Palestinian memory, Azem tells me, is 'fluid and omnipresent' - yet, also, dangerous and vulnerable. As Alaa begins to question the cracks in his memory, and stumbles between the boundaries of fiction and reality, we are also driven to reflect upon our similar predicament. We doubt whether what we are reading, seeing, watching is truly happening; we, too, find ourselves suspended in the space between reality and disbelief.
Ironically, the disappearance of Palestinians in the novel ultimately makes their presence all the more salient. Physically absent, yet ontologically glaring. Palestinian memory, as Azem emphasises, screams amidst the silence in the Israeli society depicted, rendering any illusion of peace or stability in their absence impossible.

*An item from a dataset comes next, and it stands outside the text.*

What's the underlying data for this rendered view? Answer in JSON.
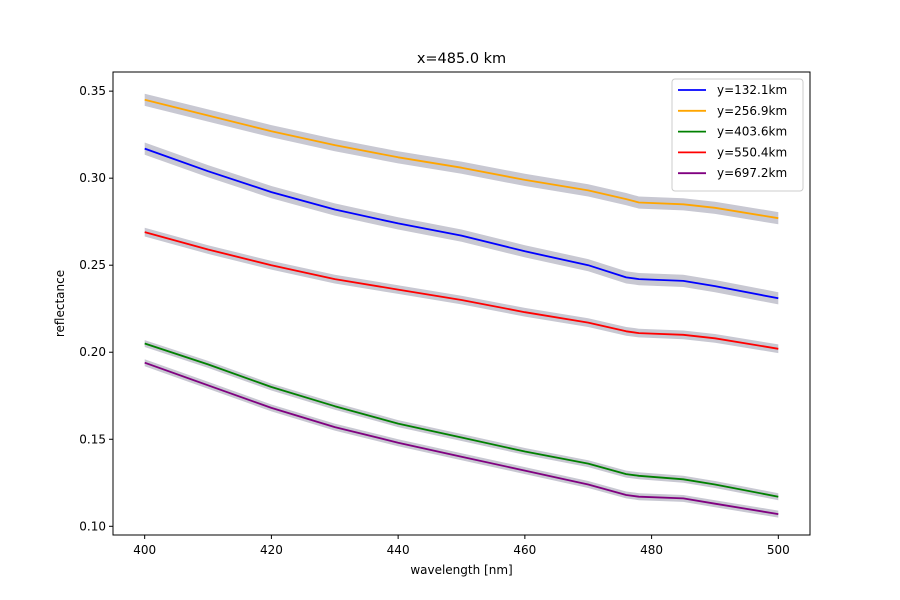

For Azem and for Alaa, writing and memory are synonymous. The novel ultimately reminds us that to write is ultimately to refuse erasure, to perforate silence with sound. 'The Book of Disappearance' is not only a mirror of the present, but also a testament to the enduring power of Palestinian literature in challenging hegemonic narratives that seek to justify genocide and distort history.

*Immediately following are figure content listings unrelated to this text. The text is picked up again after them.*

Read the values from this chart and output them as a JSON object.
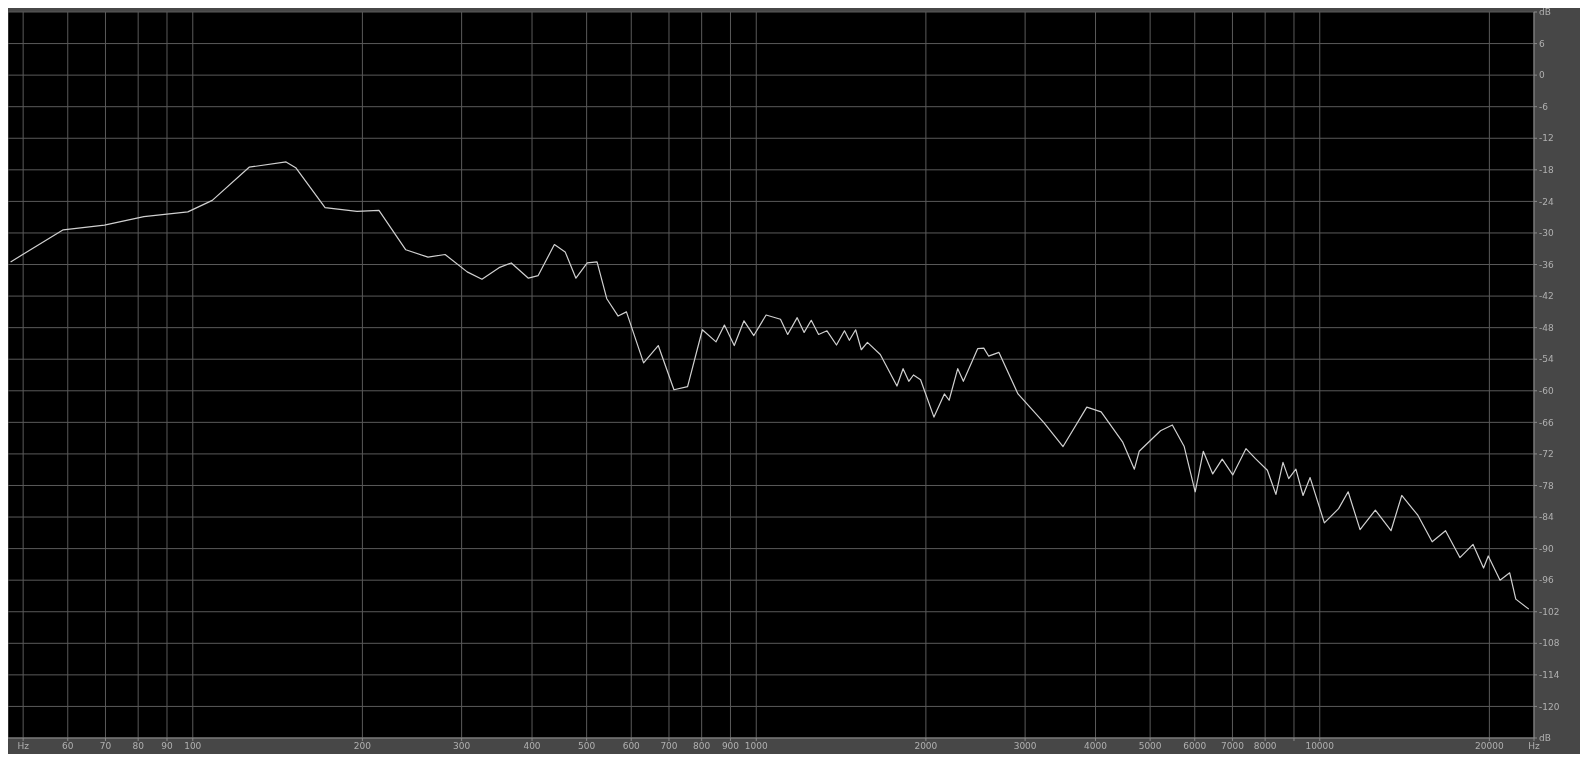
{
  "chart_data": {
    "type": "line",
    "log": "x",
    "grid": true,
    "marker": "none",
    "line_style": "solid",
    "xlim": [
      47,
      24000
    ],
    "xticks": [
      {
        "value": 50,
        "label": "Hz"
      },
      60,
      70,
      80,
      90,
      100,
      200,
      300,
      400,
      500,
      600,
      700,
      800,
      900,
      1000,
      2000,
      3000,
      4000,
      5000,
      6000,
      7000,
      8000,
      {
        "value": 9000,
        "label": null
      },
      10000,
      20000,
      {
        "value": 24000,
        "label": "Hz"
      }
    ],
    "ylim": [
      -126,
      12
    ],
    "yticks": [
      {
        "value": 12,
        "label": "dB"
      },
      6,
      0,
      -6,
      -12,
      -18,
      -24,
      -30,
      -36,
      -42,
      -48,
      -54,
      -60,
      -66,
      -72,
      -78,
      -84,
      -90,
      -96,
      -102,
      -108,
      -114,
      -120,
      {
        "value": -126,
        "label": "dB"
      }
    ],
    "x": [
      47.5,
      58.9,
      69.7,
      81.9,
      98,
      108.3,
      125.9,
      146.4,
      152.3,
      171.7,
      195.6,
      214,
      238.8,
      261.5,
      280.4,
      306.9,
      326,
      349.6,
      367.5,
      394.1,
      410.2,
      438.3,
      458,
      478.6,
      501.2,
      521.7,
      542.9,
      568.7,
      588.3,
      631,
      670,
      714.4,
      755.3,
      802.3,
      848.5,
      878,
      914,
      951,
      990,
      1041,
      1104,
      1137,
      1182,
      1216,
      1252,
      1290,
      1335,
      1388,
      1434,
      1463,
      1501,
      1536,
      1575,
      1660,
      1777,
      1822,
      1865,
      1901,
      1957,
      2067,
      2157,
      2199,
      2278,
      2331,
      2471,
      2534,
      2584,
      2696,
      2914,
      3242,
      3503,
      3860,
      4093,
      4467,
      4688,
      4781,
      5217,
      5475,
      5747,
      6011,
      6213,
      6457,
      6713,
      7008,
      7396,
      7689,
      8073,
      8360,
      8605,
      8808,
      9071,
      9340,
      9613,
      10190,
      10800,
      11230,
      11790,
      12550,
      13380,
      13980,
      14940,
      15830,
      16720,
      17730,
      18710,
      19530,
      19910,
      20890,
      21730,
      22280,
      23500
    ],
    "series": [
      {
        "color": "#d0d0d0",
        "values": [
          -35.5,
          -29.4,
          -28.5,
          -26.9,
          -26,
          -23.8,
          -17.5,
          -16.5,
          -17.6,
          -25.2,
          -25.9,
          -25.7,
          -33.2,
          -34.6,
          -34.1,
          -37.4,
          -38.8,
          -36.6,
          -35.7,
          -38.6,
          -38.1,
          -32.2,
          -33.6,
          -38.6,
          -35.7,
          -35.5,
          -42.5,
          -45.8,
          -45,
          -54.7,
          -51.4,
          -59.8,
          -59.2,
          -48.4,
          -50.7,
          -47.5,
          -51.4,
          -46.7,
          -49.5,
          -45.6,
          -46.4,
          -49.3,
          -46.1,
          -48.9,
          -46.6,
          -49.3,
          -48.6,
          -51.3,
          -48.6,
          -50.4,
          -48.4,
          -52.2,
          -50.8,
          -53.1,
          -59.1,
          -55.8,
          -58.2,
          -57,
          -57.9,
          -65,
          -60.6,
          -61.8,
          -55.8,
          -58.2,
          -52,
          -51.9,
          -53.4,
          -52.7,
          -60.6,
          -66.1,
          -70.6,
          -63.1,
          -64,
          -69.7,
          -74.9,
          -71.5,
          -67.6,
          -66.5,
          -70.6,
          -79.2,
          -71.5,
          -75.8,
          -73,
          -76,
          -71,
          -72.9,
          -75.1,
          -79.7,
          -73.6,
          -76.7,
          -74.9,
          -79.9,
          -76.5,
          -85.1,
          -82.4,
          -79.2,
          -86.4,
          -82.7,
          -86.6,
          -79.9,
          -83.7,
          -88.7,
          -86.6,
          -91.7,
          -89.2,
          -93.7,
          -91.4,
          -96,
          -94.6,
          -99.6,
          -101.5
        ]
      }
    ]
  }
}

Pre- and post-disappearance, Palestinians in the novel are silenced, as is their suffering. The history preceding and explaining this moment is muffled. Alaa writes, 'What if we were to scream into their ears? Would they hear us?' This question echoes far beyond the pages of the novel. For Azem, dystopia is not just the bodies, the death tolls or the devastation. 'This is the real dystopia,' she states. 'The world is watching this go on in silence.'
The novel ends with a provocative image of Ariel, Alaa's Israeli neighbour, finding and claiming Alaa's diary. He decides he will translate excerpts from it into Hebrew and will sell it as a book, entitled 'The Chronicle of Pre-Disappearance'. This act of narrative appropriation mirrors the very forces that have shaped the present moment, where a convicted sex-offender billionaire holds the power to facilitate this ongoing Nakba, the same erasure and appropriation we see in the novel. As Ariel drifts off to sleep, the diary remains open.
Azem tells me the growing attention the novel has received since its long listing has "come at a time when it is most needed.' The novel, despite being set in a future society, enables us to grieve and remember the unaccountable and historical losses. 'You write to stay with people,' Azem reminds us. There will be no disappearance of Palestinian memory as long as there are words on paper, as long as there is Palestinian literature.

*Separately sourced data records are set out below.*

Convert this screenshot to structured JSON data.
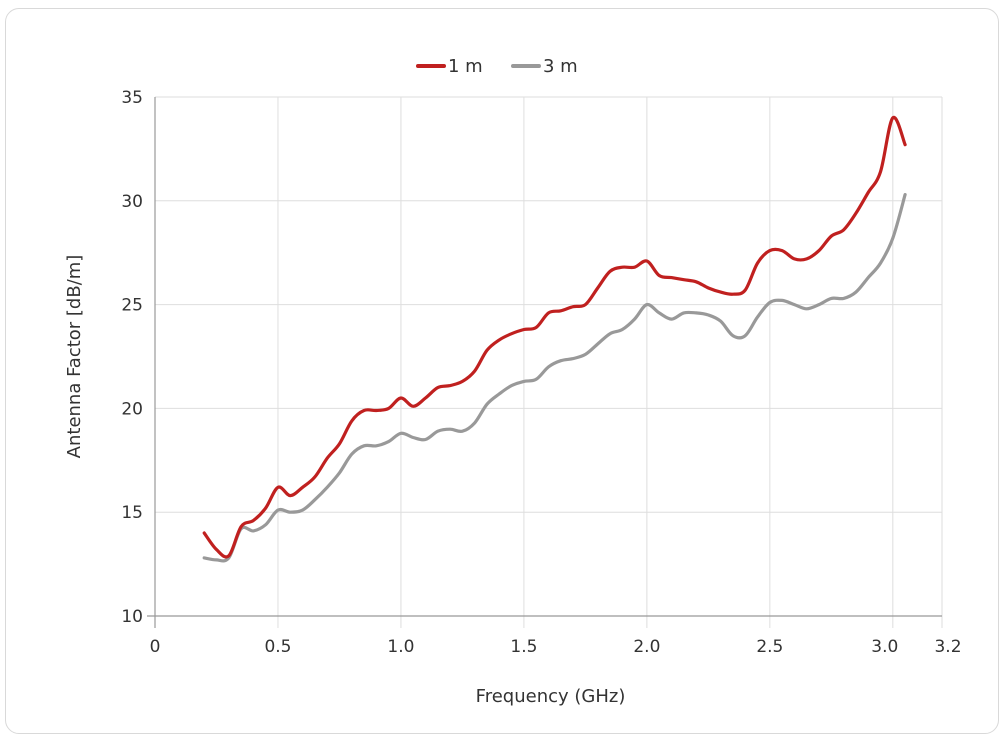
{
  "chart_data": {
    "type": "line",
    "xlabel": "Frequency (GHz)",
    "ylabel": "Antenna Factor [dB/m]",
    "xlim": [
      0,
      3.2
    ],
    "ylim": [
      10,
      35
    ],
    "x_ticks": [
      "0",
      "0.5",
      "1.0",
      "1.5",
      "2.0",
      "2.5",
      "3.0",
      "3.2"
    ],
    "y_ticks": [
      "10",
      "15",
      "20",
      "25",
      "30",
      "35"
    ],
    "grid": true,
    "legend_position": "top",
    "series": [
      {
        "name": "1 m",
        "color": "#c0201f",
        "x": [
          0.2,
          0.25,
          0.3,
          0.35,
          0.4,
          0.45,
          0.5,
          0.55,
          0.6,
          0.65,
          0.7,
          0.75,
          0.8,
          0.85,
          0.9,
          0.95,
          1.0,
          1.05,
          1.1,
          1.15,
          1.2,
          1.25,
          1.3,
          1.35,
          1.4,
          1.45,
          1.5,
          1.55,
          1.6,
          1.65,
          1.7,
          1.75,
          1.8,
          1.85,
          1.9,
          1.95,
          2.0,
          2.05,
          2.1,
          2.15,
          2.2,
          2.25,
          2.3,
          2.35,
          2.4,
          2.45,
          2.5,
          2.55,
          2.6,
          2.65,
          2.7,
          2.75,
          2.8,
          2.85,
          2.9,
          2.95,
          3.0,
          3.05
        ],
        "y": [
          14.0,
          13.2,
          12.9,
          14.3,
          14.6,
          15.2,
          16.2,
          15.8,
          16.2,
          16.7,
          17.6,
          18.3,
          19.4,
          19.9,
          19.9,
          20.0,
          20.5,
          20.1,
          20.5,
          21.0,
          21.1,
          21.3,
          21.8,
          22.8,
          23.3,
          23.6,
          23.8,
          23.9,
          24.6,
          24.7,
          24.9,
          25.0,
          25.8,
          26.6,
          26.8,
          26.8,
          27.1,
          26.4,
          26.3,
          26.2,
          26.1,
          25.8,
          25.6,
          25.5,
          25.7,
          27.0,
          27.6,
          27.6,
          27.2,
          27.2,
          27.6,
          28.3,
          28.6,
          29.4,
          30.4,
          31.4,
          34.0,
          32.7
        ]
      },
      {
        "name": "3 m",
        "color": "#999999",
        "x": [
          0.2,
          0.25,
          0.3,
          0.35,
          0.4,
          0.45,
          0.5,
          0.55,
          0.6,
          0.65,
          0.7,
          0.75,
          0.8,
          0.85,
          0.9,
          0.95,
          1.0,
          1.05,
          1.1,
          1.15,
          1.2,
          1.25,
          1.3,
          1.35,
          1.4,
          1.45,
          1.5,
          1.55,
          1.6,
          1.65,
          1.7,
          1.75,
          1.8,
          1.85,
          1.9,
          1.95,
          2.0,
          2.05,
          2.1,
          2.15,
          2.2,
          2.25,
          2.3,
          2.35,
          2.4,
          2.45,
          2.5,
          2.55,
          2.6,
          2.65,
          2.7,
          2.75,
          2.8,
          2.85,
          2.9,
          2.95,
          3.0,
          3.05
        ],
        "y": [
          12.8,
          12.7,
          12.8,
          14.2,
          14.1,
          14.4,
          15.1,
          15.0,
          15.1,
          15.6,
          16.2,
          16.9,
          17.8,
          18.2,
          18.2,
          18.4,
          18.8,
          18.6,
          18.5,
          18.9,
          19.0,
          18.9,
          19.3,
          20.2,
          20.7,
          21.1,
          21.3,
          21.4,
          22.0,
          22.3,
          22.4,
          22.6,
          23.1,
          23.6,
          23.8,
          24.3,
          25.0,
          24.6,
          24.3,
          24.6,
          24.6,
          24.5,
          24.2,
          23.5,
          23.5,
          24.4,
          25.1,
          25.2,
          25.0,
          24.8,
          25.0,
          25.3,
          25.3,
          25.6,
          26.3,
          27.0,
          28.2,
          30.3
        ]
      }
    ]
  }
}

Azem's novel, whilst looking to the past and warning of a possible future scenario, ultimately positions the present as a tense, charged juncture. Its speculative dystopia is not a distant fiction but a provocation; an urgent call to confront the forces of erasure and appropriation unfolding before us. The novel's ending lingers like an unfinished sentence; a book left open, a story still being written. It is a stark reminder that memory, like history, is never truly erased; it waits to be reclaimed, reinterpreted, and fought for.